文学是高塔上的公主
2014-09-17步非烟
那时候,魆魊魈乱舞,魑魅魍魉横行。
嗜奇闻怪谈、旁门左道如命的山冈百介游走于妖光四射的世间,邂逅巧于骗术的又市、擅操木偶戏的巡回艺妓阿银,以及精通乔装的治平。
夜,百介与众人围坐荒野,轮流讲些奇闻怪谈。
最后,一盏小小烛台在众人面前发出微弱的烛光,烛光的残影在黑暗中划出一道诡异的轨迹,这时候,故事开始了……
这便是《巷说百物语》的介绍,我自己最近在读的一本书。
作者京极夏彦,是日本独具特色的“妖怪型”推理作家,也是新本格派先锋人物,他的代表作《姑获鸟之夏》,相信很多人都读过。他的故事以不同的妖魔鬼怪作为主题,透过一个百鬼夜行的奇妙空间,用典雅婉转的文字、幽深绵长的氛围、出人意料的结局,给了我们提供了一种在浓郁的和族风味,使我们的心灵与视觉备感享受。

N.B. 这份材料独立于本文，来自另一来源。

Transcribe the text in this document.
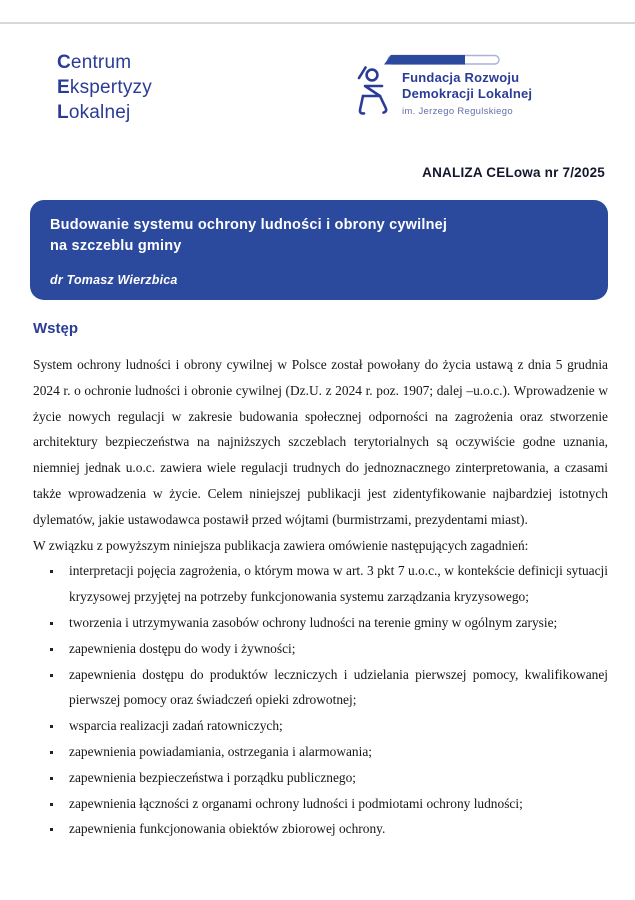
Centrum
Ekspertyzy
Lokalnej
Fundacja Rozwoju
Demokracji Lokalnej
im. Jerzego Regulskiego
ANALIZA CELowa nr 7/2025
Budowanie systemu ochrony ludności i obrony cywilnej
na szczeblu gminy
dr Tomasz Wierzbica
Wstęp

System ochrony ludności i obrony cywilnej w Polsce został powołany do życia ustawą z dnia 5 grudnia 2024 r. o ochronie ludności i obronie cywilnej (Dz.U. z 2024 r. poz. 1907; dalej –u.o.c.). Wprowadzenie w życie nowych regulacji w zakresie budowania społecznej odporności na zagrożenia oraz stworzenie architektury bezpieczeństwa na najniższych szczeblach terytorialnych są oczywiście godne uznania, niemniej jednak u.o.c. zawiera wiele regulacji trudnych do jednoznacznego zinterpretowania, a czasami także wprowadzenia w życie. Celem niniejszej publikacji jest zidentyfikowanie najbardziej istotnych dylematów, jakie ustawodawca postawił przed wójtami (burmistrzami, prezydentami miast).

W związku z powyższym niniejsza publikacja zawiera omówienie następujących zagadnień:

▪ interpretacji pojęcia zagrożenia, o którym mowa w art. 3 pkt 7 u.o.c., w kontekście definicji sytuacji kryzysowej przyjętej na potrzeby funkcjonowania systemu zarządzania kryzysowego;
▪ tworzenia i utrzymywania zasobów ochrony ludności na terenie gminy w ogólnym zarysie;
▪ zapewnienia dostępu do wody i żywności;
▪ zapewnienia dostępu do produktów leczniczych i udzielania pierwszej pomocy, kwalifikowanej pierwszej pomocy oraz świadczeń opieki zdrowotnej;
▪ wsparcia realizacji zadań ratowniczych;
▪ zapewnienia powiadamiania, ostrzegania i alarmowania;
▪ zapewnienia bezpieczeństwa i porządku publicznego;
▪ zapewnienia łączności z organami ochrony ludności i podmiotami ochrony ludności;
▪ zapewnienia funkcjonowania obiektów zbiorowej ochrony.
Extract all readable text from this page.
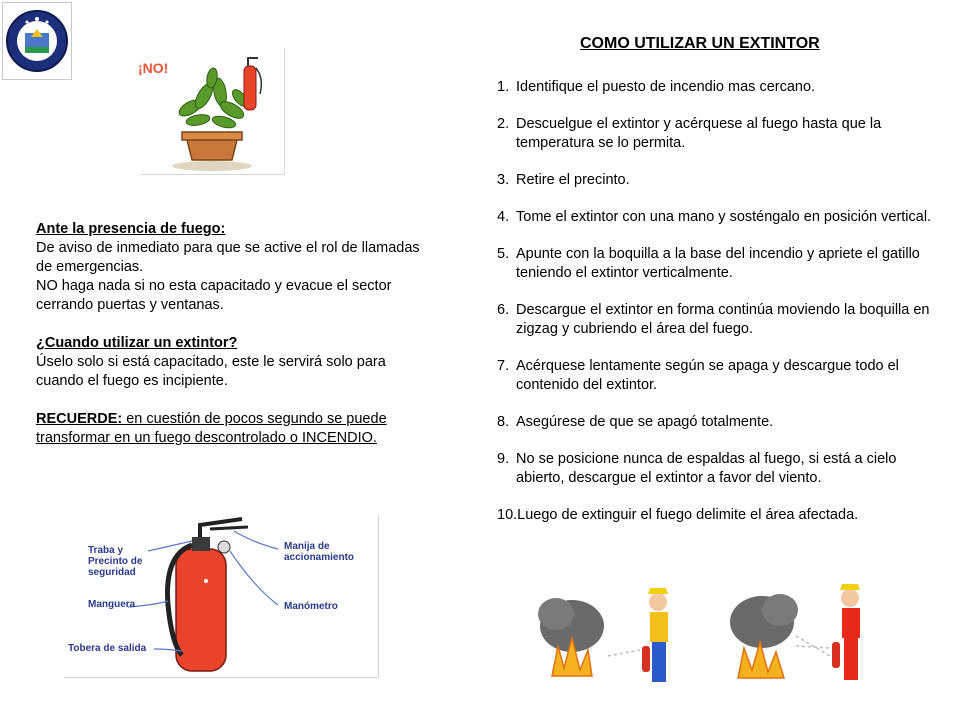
¡NO!

Ante la presencia de fuego:

De aviso de inmediato para que se active el rol de llamadas de emergencias.

NO haga nada si no esta capacitado y evacue el sector cerrando puertas y ventanas.

¿Cuando utilizar un extintor?

Úselo solo si está capacitado, este le servirá solo para cuando el fuego es incipiente.

RECUERDE: en cuestión de pocos segundo se puede transformar en un fuego descontrolado o INCENDIO.

COMO UTILIZAR UN EXTINTOR
1. Identifique el puesto de incendio mas cercano.
2. Descuelgue el extintor y acérquese al fuego hasta que la temperatura se lo permita.
3. Retire el precinto.
4. Tome el extintor con una mano y sosténgalo en posición vertical.
5. Apunte con la boquilla a la base del incendio y apriete el gatillo teniendo el extintor verticalmente.
6. Descargue el extintor en forma continúa moviendo la boquilla en zigzag y cubriendo el área del fuego.
7. Acérquese lentamente según se apaga y descargue todo el contenido del extintor.
8. Asegúrese de que se apagó totalmente.
9. No se posicione nunca de espaldas al fuego, si está a cielo abierto, descargue el extintor a favor del viento.
10.Luego de extinguir el fuego delimite el área afectada.
Traba y Precinto de seguridad
Manguera
Tobera de salida
Manija de accionamiento
Manómetro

游走在城市建筑中的我们,很难不被那个光怪陆离的世界所吸引。
书海是永无止境的,每一个封面后面的世界都足以令人迷失,拜别奇闻怪谈,又遇到了那个叫纳斯金卡的姑娘——被誉为经典爱情的《白夜》,陀思妥耶夫斯基的前期作品。
爱情是什么?就像是一朵花,花开的时候,爱情最美,有的开出了天长地久,有的则转瞬凋零……但无论是什么样的爱情,看完《白夜》,我深信着,人与人在某一刻那心灵的碰撞,是谓极致的美丽。爱情里,当心有所属,满世界的都是他,是多么美妙的事情。
爱情是文学永恒的主题,但并不是每一个作家都擅长去描摹爱情。有一位女作家是我认为的个中高手,王安忆。上月在飞机舷窗旁重读《长恨歌》,仍忍不住有落泪的冲动。但更让我有感触的,是她谈创作的那一本随笔《小说家的十三堂课》。我一直偏激地认为,评论家对作品的评论就像我们在尘世中聆听鸟儿的歌唱,无论如何投入,也永远不如鸟儿本身更能理解那片森林。因此,我希望看到作家本人对创作的看法,而不是评论家纸上谈兵。《小说家的十三堂课》的确没有让我失望,其中一课提到,对于作者,“书写神性光辉是一种责任”。
王安忆并不是一个多写神性的作者,她的作品往往是因为真切逼肖地反映了现实而得到人们的肯定,如果我们勉强用“现实主义作家”来定义她的话,那么这番话就显得尤其有价值,可以看作是文学界对于近几十年来过度推崇现实、人性写实的一次反思。如果说文学是高塔上骄傲的公主,作家就是塔下跪地致礼的骑士。在如今这个世界,高塔崩塌,骑士剑折。神性的光辉已成为落难公主头上仅存的桂冠。只有当它的光辉照进了人性的眸子,文学才能展现出她骄傲的尊严。
似乎最近的确很忙,也只看了这寥寥几本书。
所谓的读书,其实是一种怡情养性,阅读一本好书,就像有了一位好的老师——这是很常见的一句话,但书更是伙伴,是爱人。80后一代人,面临人性弱点时,时常会感到无处依傍的孤独感,这时候我们去阅读,去经历,去爱上一个书中少年——虽然他不曾存在过,却可以慰藉你,陪伴你。这是多么奇妙的幸福。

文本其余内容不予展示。